When critics say Jonathan Majors gives a "committed" performance in Elijah Bynum's brutal character study Magazine Dreams, they mean the actor plows through physical, emotional and psychological terrains with a competence and complexity lesser actors would only get partly right.
Majors -- whose bright career was scuttled by his conviction two years ago on charges of domestic abuse -- convincingly sells the whole persona of his damaged bodybuilder, Killian Maddox, and the man's pursuit of perfection, recognition, acceptance, maybe even human connection despite not wanting to be touched.
Majors spends much of the film in his skivvies, posing in front of the mirror, recording clunky workout reels for social media, or in the gym, pounding out reps and cursing himself.
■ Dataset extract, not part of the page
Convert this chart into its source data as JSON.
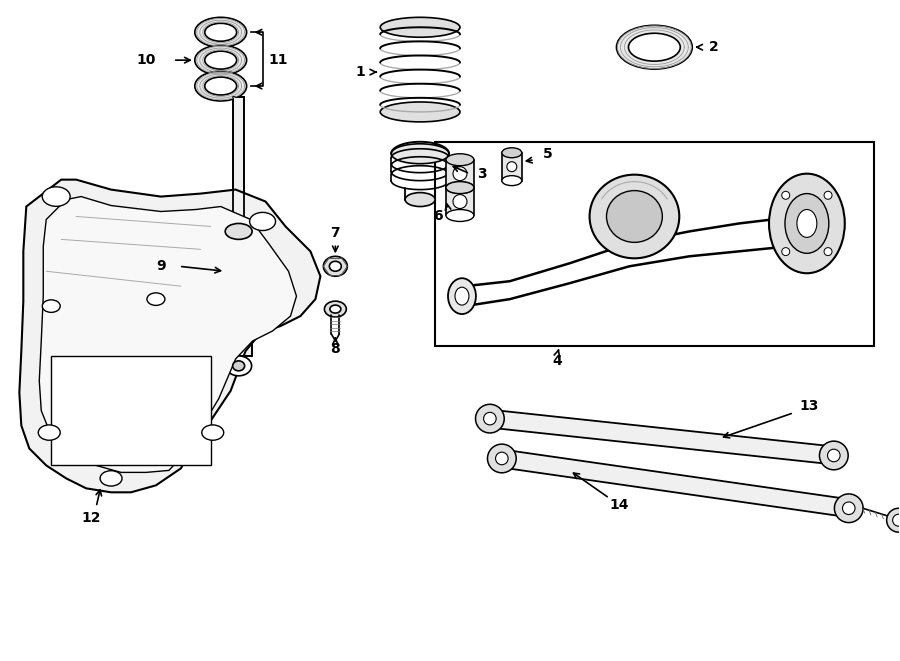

He pushes steroids into his hip and does lines of cocaine to get him through his training, all while caring for his ailing, war-veteran grandfather, played by Harrison Page. Maddox is a loaded, imposing powder keg, and audiences will sit anxiously waiting for the explosion. The brilliance of the film is the blast doesn't come in the expected ways.
Maddox's mental illness will be immediately clear to observant audiences, but nonetheless it is affirmed by his counselor (Harriet Sansom Harris), who can barely contain her painful worry about the young, likely schizophrenic who struggles with murderous ideation.
His attempts at outreach are cringe-inducing -- he sends mash notes to his bodybuilding idol (Michael O'Hearn), whom he eventually meets, and moons over a young supermarket cashier (Haley Bennett), a co-worker Maddox asks on a date in THE most awkward proposition I've seen on film in quite some time. Both of these explorations are bruising disasters for very different reasons, but each pushes the volatile Maddox close to the edge.
Bynum's film, his first major feature, is being compared, favorably mostly, with Scorsese's classic Taxi Driver (1976). Magazine Dreams simmers and steams and occasionally boils over. Majors delivers every level of intensity, leaving audiences pummeled and breathless.
It's a bravura performance in an unnerving and exhausting film, tough going from start to finish.